Sleep apnea is a condition in which individuals stop breathing during sleep for 10 seconds or more at a time, according to Sarah Hussain, MD, DSM, medical director of the Sleep Center at Sycamore Medical Center. Because it’s not always easy to identify, many people do not seek relief through treatment. Individuals, who snore loudly and wake up snorting, gasping or choking, find themselves dozing off easily when sedentary.
In addition to allowing a person to wake up feeling more rested, treatment for sleep apnea is essential to treating other underlying medical conditions proactively. Dr. Hussain sees the largest number of referrals from cardiologists whose patients may have underlying sleep apnea in addition to their cardiac conditions.
“Sixty to 70 percent of those who have been diagnosed with atrial fibrillation have underlying sleep apnea,” Dr. Hussain says. “In patients with congestive heart failure, 70 to 80 percent have sleep apnea.”
Patients with psychiatric conditions, such as depression, anxiety, and post-traumatic stress disorder, also commonly have sleep disorders, including insomnia.
“Treating the underlying sleep apnea helps patients achieve more restful sleep and to have more energy during the day time, keeping them alert and more active,” Dr. Hussain says.
Helping the patient to feel better is a major goal of sleep apnea treatment. According to Dr. Hussain, treating sleep disorders helps patients maintain a healthy body and mind.

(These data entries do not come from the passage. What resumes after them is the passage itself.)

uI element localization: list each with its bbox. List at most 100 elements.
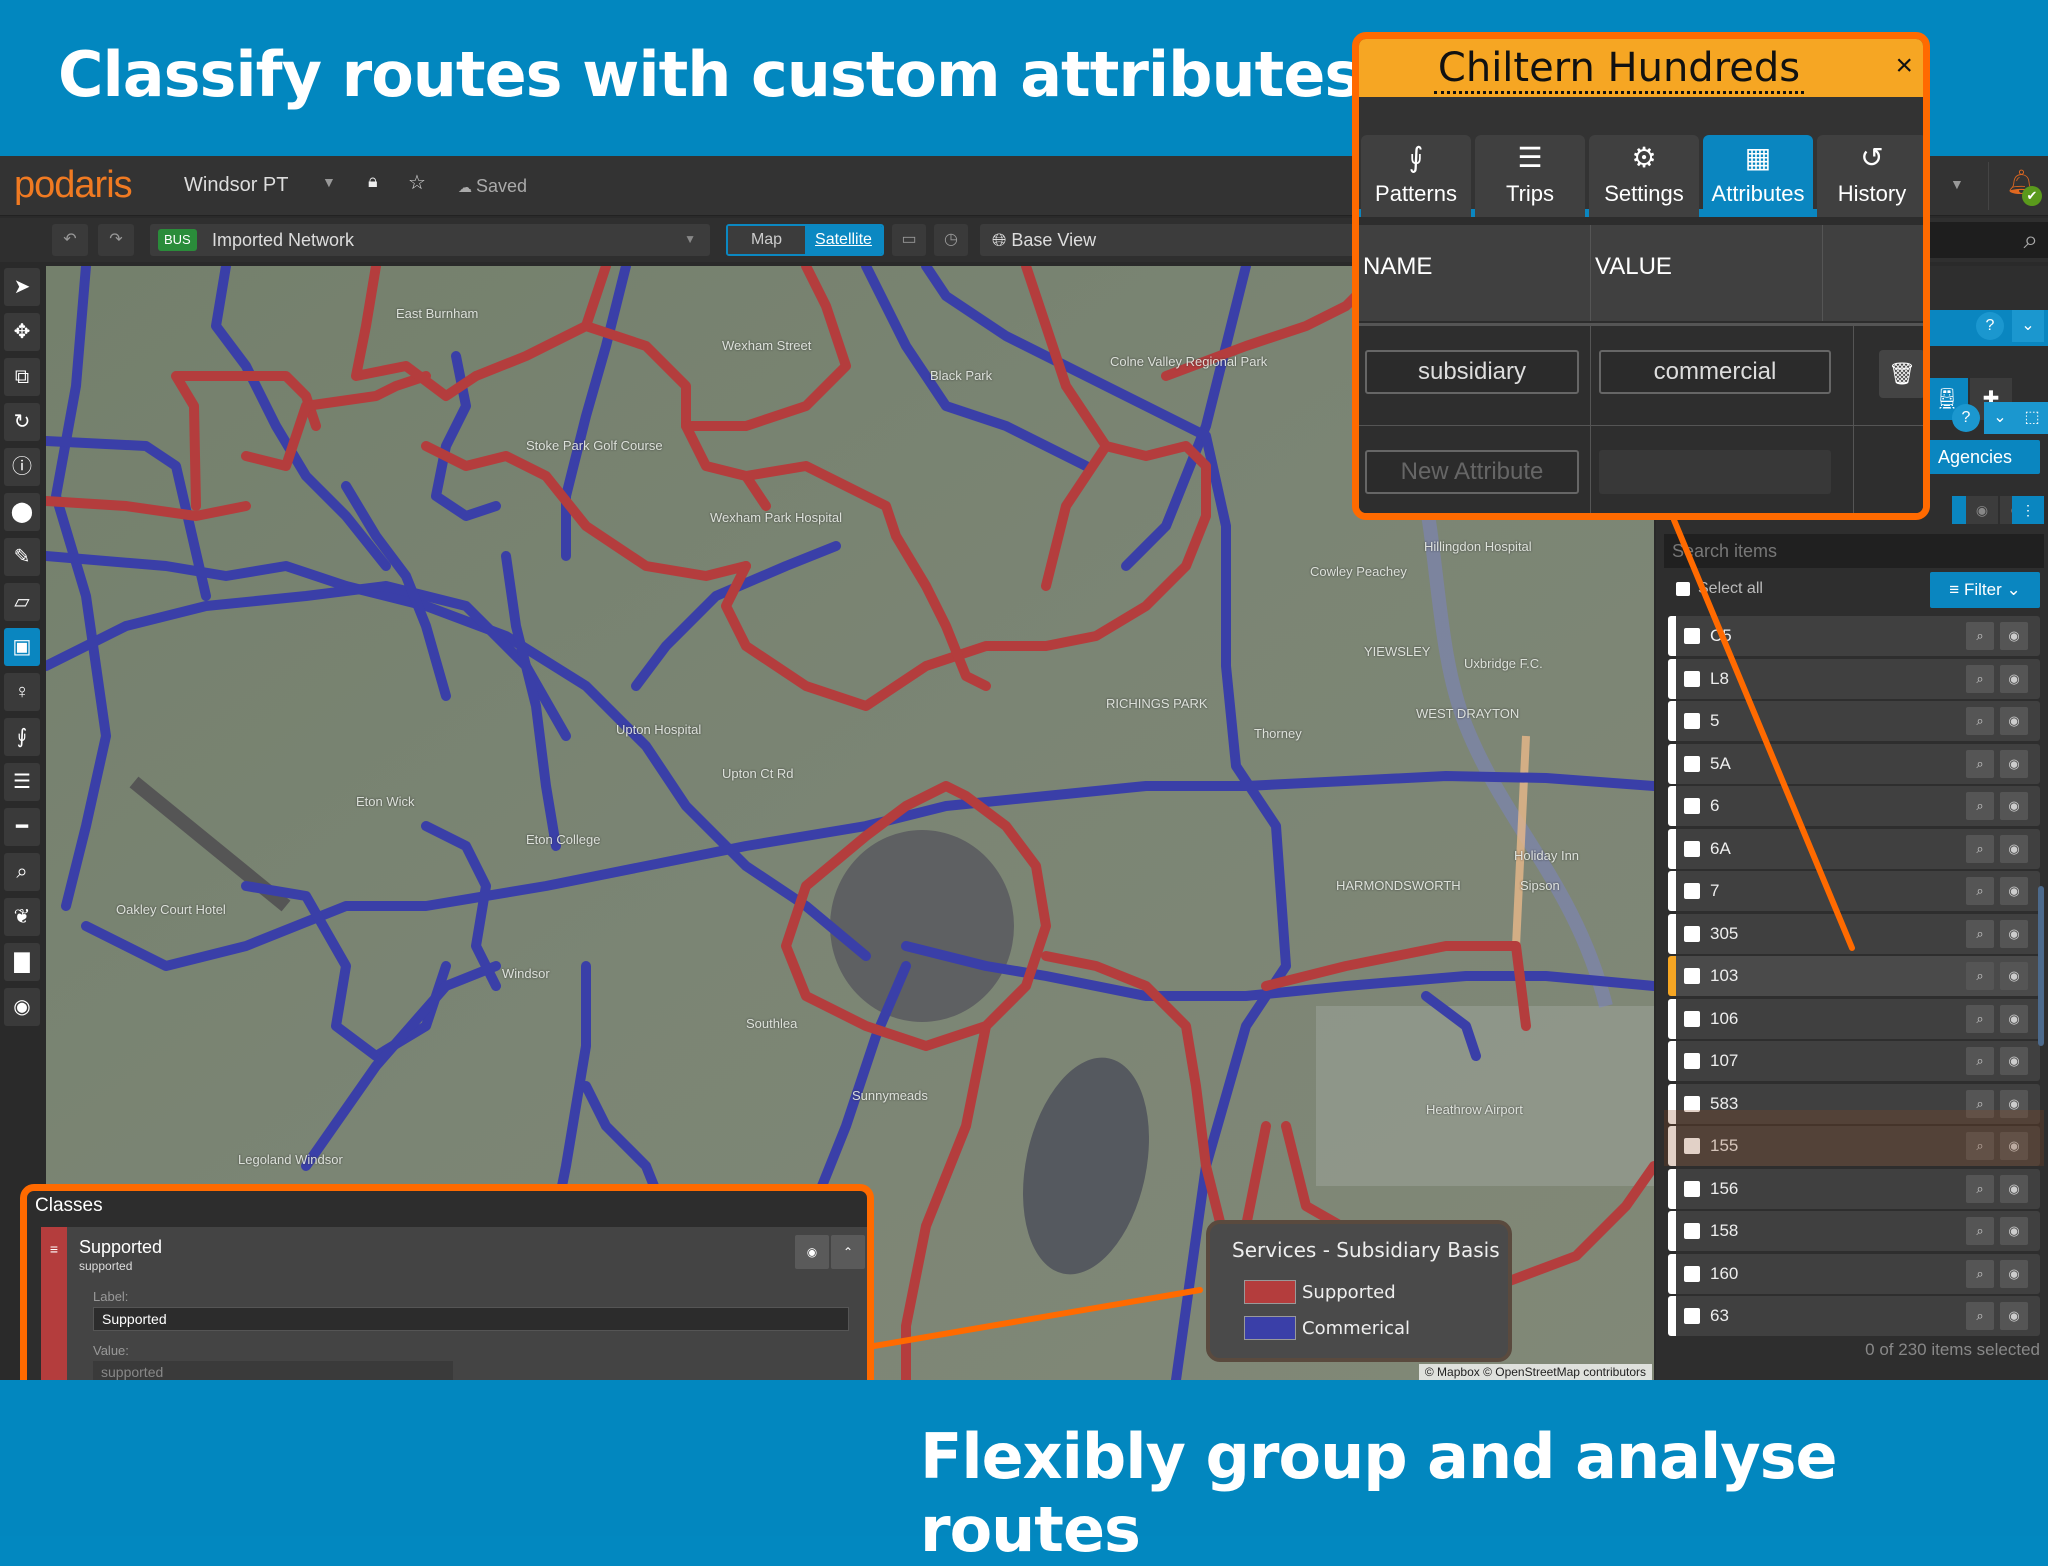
zoom-to-route-icon[interactable]: ⌕ [1966, 664, 1994, 693]
visibility-eye-icon[interactable]: ◉ [2000, 749, 2028, 778]
tab-patterns[interactable]: ⨚ Patterns [1361, 135, 1471, 217]
visibility-eye-icon[interactable]: ◉ [2000, 1217, 2028, 1245]
zoom-to-route-icon[interactable]: ⌕ [1966, 877, 1994, 905]
visibility-eye-icon[interactable]: ◉ [2000, 834, 2028, 863]
tool-bus-icon[interactable]: ▣ [4, 628, 40, 666]
attribute-value-input[interactable]: commercial [1599, 350, 1831, 394]
checkbox[interactable] [1684, 1223, 1700, 1239]
zoom-to-route-icon[interactable]: ⌕ [1966, 962, 1994, 990]
chevron-down-icon-2[interactable]: ⌄ [1984, 402, 2016, 434]
clock-icon[interactable]: ◷ [934, 224, 968, 256]
visibility-eye-icon[interactable]: ◉ [2000, 1302, 2028, 1330]
lock-icon[interactable]: 🔒︎ [368, 171, 378, 192]
visibility-eye-icon[interactable]: ◉ [2000, 1004, 2028, 1033]
route-name[interactable]: Chiltern Hundreds [1433, 45, 1805, 94]
podaris-logo[interactable]: podaris [14, 164, 133, 207]
visibility-eye-icon[interactable]: ◉ [2000, 1047, 2028, 1075]
tool-copy-icon[interactable]: ⧉ [4, 358, 40, 396]
zoom-to-route-icon[interactable]: ⌕ [1966, 792, 1994, 820]
route-list-item[interactable]: 63 ⌕ ◉ [1668, 1296, 2040, 1336]
zoom-to-route-icon[interactable]: ⌕ [1966, 1132, 1994, 1160]
checkbox[interactable] [1684, 628, 1700, 644]
tool-pencil-icon[interactable]: ✎ [4, 538, 40, 576]
route-list-item[interactable]: 103 ⌕ ◉ [1668, 956, 2040, 996]
zoom-to-route-icon[interactable]: ⌕ [1966, 1174, 1994, 1203]
route-list-item[interactable]: C5 ⌕ ◉ [1668, 616, 2040, 656]
help-icon-2[interactable]: ? [1952, 404, 1980, 432]
project-name[interactable]: Windsor PT [184, 174, 288, 197]
attribute-name-input[interactable]: subsidiary [1365, 350, 1579, 394]
checkbox[interactable] [1684, 798, 1700, 814]
zoom-to-route-icon[interactable]: ⌕ [1966, 919, 1994, 948]
visibility-eye-icon[interactable]: ◉ [2000, 877, 2028, 905]
monitor-icon[interactable]: ▭ [892, 224, 926, 256]
user-dropdown-icon[interactable]: ▼ [1950, 176, 1964, 192]
visibility-eye-icon[interactable]: ◉ [2000, 1259, 2028, 1288]
popup-title[interactable]: Chiltern Hundreds [1359, 45, 1879, 94]
visibility-eye-icon[interactable]: ◉ [2000, 664, 2028, 693]
select-all-checkbox[interactable]: Select all [1676, 580, 1763, 598]
tool-info-icon[interactable]: ⓘ [4, 448, 40, 486]
zoom-to-route-icon[interactable]: ⌕ [1966, 749, 1994, 778]
zoom-to-route-icon[interactable]: ⌕ [1966, 1217, 1994, 1245]
route-list-item[interactable]: 7 ⌕ ◉ [1668, 871, 2040, 911]
tool-comment-icon[interactable]: ☰ [4, 763, 40, 801]
checkbox[interactable] [1684, 1138, 1700, 1154]
close-icon[interactable]: × [1895, 49, 1913, 83]
search-icon[interactable]: ⌕ [2023, 224, 2038, 256]
checkbox[interactable] [1684, 1095, 1700, 1112]
checkbox[interactable] [1676, 581, 1690, 596]
route-list-item[interactable]: 5A ⌕ ◉ [1668, 743, 2040, 784]
checkbox[interactable] [1684, 925, 1700, 942]
visibility-eye-icon[interactable]: ◉ [2000, 622, 2028, 650]
checkbox[interactable] [1684, 713, 1700, 729]
zoom-to-route-icon[interactable]: ⌕ [1966, 1004, 1994, 1033]
route-list-item[interactable]: 156 ⌕ ◉ [1668, 1168, 2040, 1209]
map-attribution[interactable]: © Mapbox © OpenStreetMap contributors [1418, 1364, 1652, 1380]
network-select[interactable]: BUS Imported Network ▼ [150, 224, 710, 256]
visibility-eye-icon[interactable]: ◉ [2000, 1174, 2028, 1203]
tab-trips[interactable]: ☰ Trips [1475, 135, 1585, 217]
route-list-item[interactable]: 106 ⌕ ◉ [1668, 998, 2040, 1039]
visibility-eye-icon[interactable]: ◉ [2000, 707, 2028, 735]
visibility-eye-icon[interactable]: ◉ [2000, 792, 2028, 820]
route-list-item[interactable]: 160 ⌕ ◉ [1668, 1253, 2040, 1294]
tool-ruler-icon[interactable]: ━ [4, 808, 40, 846]
zoom-to-route-icon[interactable]: ⌕ [1966, 622, 1994, 650]
tool-reader-icon[interactable]: ❦ [4, 898, 40, 936]
visibility-toggle-icon[interactable]: ◉ [795, 1235, 829, 1269]
zoom-to-route-icon[interactable]: ⌕ [1966, 707, 1994, 735]
zoom-to-route-icon[interactable]: ⌕ [1966, 1259, 1994, 1288]
more-options-icon[interactable]: ⋮ [2012, 496, 2044, 524]
tool-pedestrian-icon[interactable]: ♀ [4, 673, 40, 711]
tool-camera-icon[interactable]: ◉ [4, 988, 40, 1026]
tool-select-icon[interactable]: ➤ [4, 268, 40, 306]
class-label-input[interactable]: Supported [93, 1307, 849, 1331]
chevron-down-icon[interactable]: ⌄ [2012, 310, 2044, 342]
route-list-item[interactable]: 305 ⌕ ◉ [1668, 913, 2040, 954]
undo-button[interactable]: ↶ [52, 224, 88, 256]
route-list-item[interactable]: 5 ⌕ ◉ [1668, 701, 2040, 741]
zoom-to-route-icon[interactable]: ⌕ [1966, 1047, 1994, 1075]
list-scrollbar[interactable] [2038, 886, 2044, 1046]
route-list-item[interactable]: 107 ⌕ ◉ [1668, 1041, 2040, 1081]
redo-button[interactable]: ↷ [98, 224, 134, 256]
star-icon[interactable]: ☆ [408, 170, 426, 195]
checkbox[interactable] [1684, 1010, 1700, 1027]
checkbox[interactable] [1684, 883, 1700, 899]
checkbox[interactable] [1684, 670, 1700, 687]
tool-move-icon[interactable]: ✥ [4, 313, 40, 351]
tab-settings[interactable]: ⚙ Settings [1589, 135, 1699, 217]
help-icon[interactable]: ? [1976, 312, 2004, 340]
route-list-item[interactable]: L8 ⌕ ◉ [1668, 658, 2040, 699]
filter-button[interactable]: ≡ Filter ⌄ [1930, 572, 2040, 608]
checkbox[interactable] [1684, 1308, 1700, 1324]
visibility-eye-icon[interactable]: ◉ [2000, 1132, 2028, 1160]
visibility-eye-icon[interactable]: ◉ [2000, 1089, 2028, 1118]
tool-rotate-icon[interactable]: ↻ [4, 403, 40, 441]
visibility-eye-icon[interactable]: ◉ [2000, 962, 2028, 990]
route-list-item[interactable]: 6A ⌕ ◉ [1668, 828, 2040, 869]
route-list-item[interactable]: 155 ⌕ ◉ [1668, 1126, 2040, 1166]
zoom-to-route-icon[interactable]: ⌕ [1966, 834, 1994, 863]
tab-attributes[interactable]: ▦ Attributes [1703, 135, 1813, 217]
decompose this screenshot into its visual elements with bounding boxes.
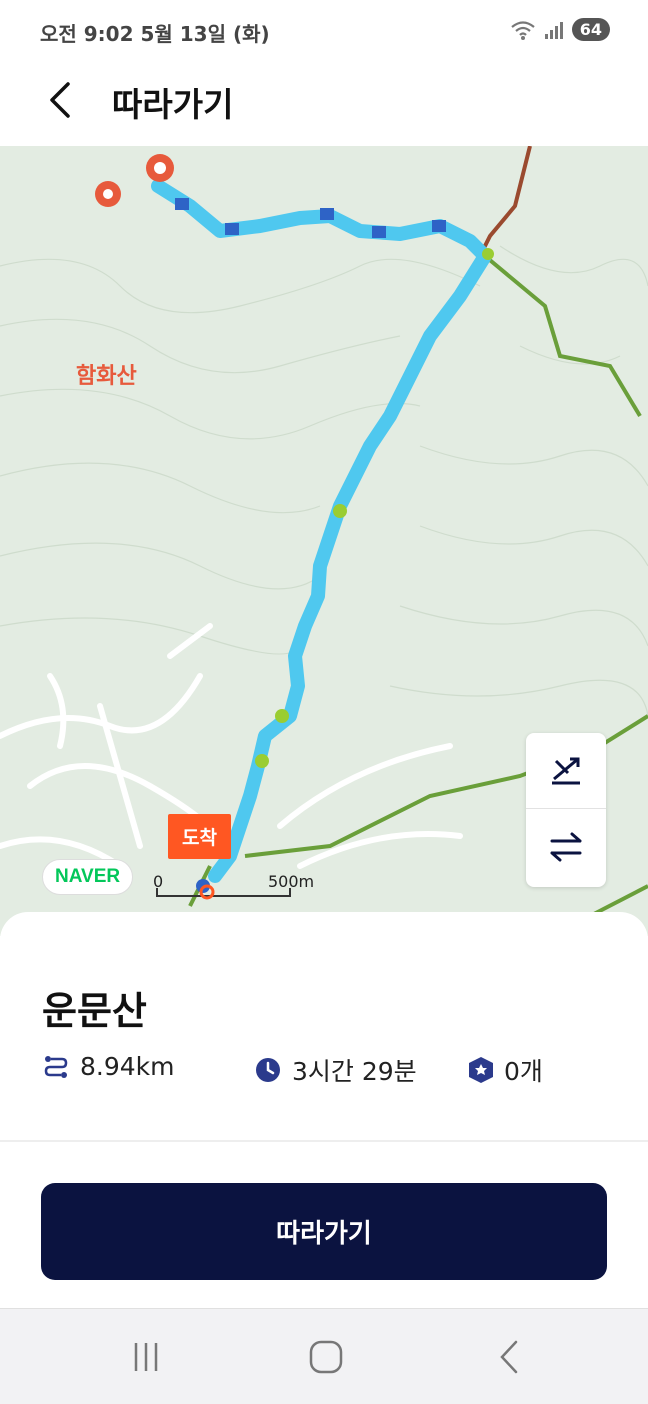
- swap-route-button[interactable]: [526, 809, 606, 885]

“As the patient ages, mild sleep apnea may get worse,” Dr. Hussain, says. “If they do have comorbid conditions and sleep apnea, then heart attack, stroke, and even death are possible if the sleep apnea is left untreated.”
Most referrals come from cardiologists or primary care providers. The treatment process starts with diagnosing sleep apnea through a sleep study.
“While examining patients during the sleep study, we have diagnosed other conditions like cardiac arrhythmias, seizure disorders, and hypoxia related to lung conditions,” Dr. Hussain says.
After diagnosis, Dr. Hussain suggests patients make certain lifestyle modifications to provide them with relief. Most often, patients will be advised to moderate their diet and exercise to promote weight loss, as excess weight can complicate sleep apnea during stages of deep sleep.
“Treatment depends on the severity of sleep apnea and whether or not they have underlying comorbid conditions,” Dr. Hussain says.
Some patients may use a continuous positive airway pressure (CPAP) machine. The goal of treating sleep apnea is to achieve restful, uninterrupted sleep and keep normal oxygenation while sleeping.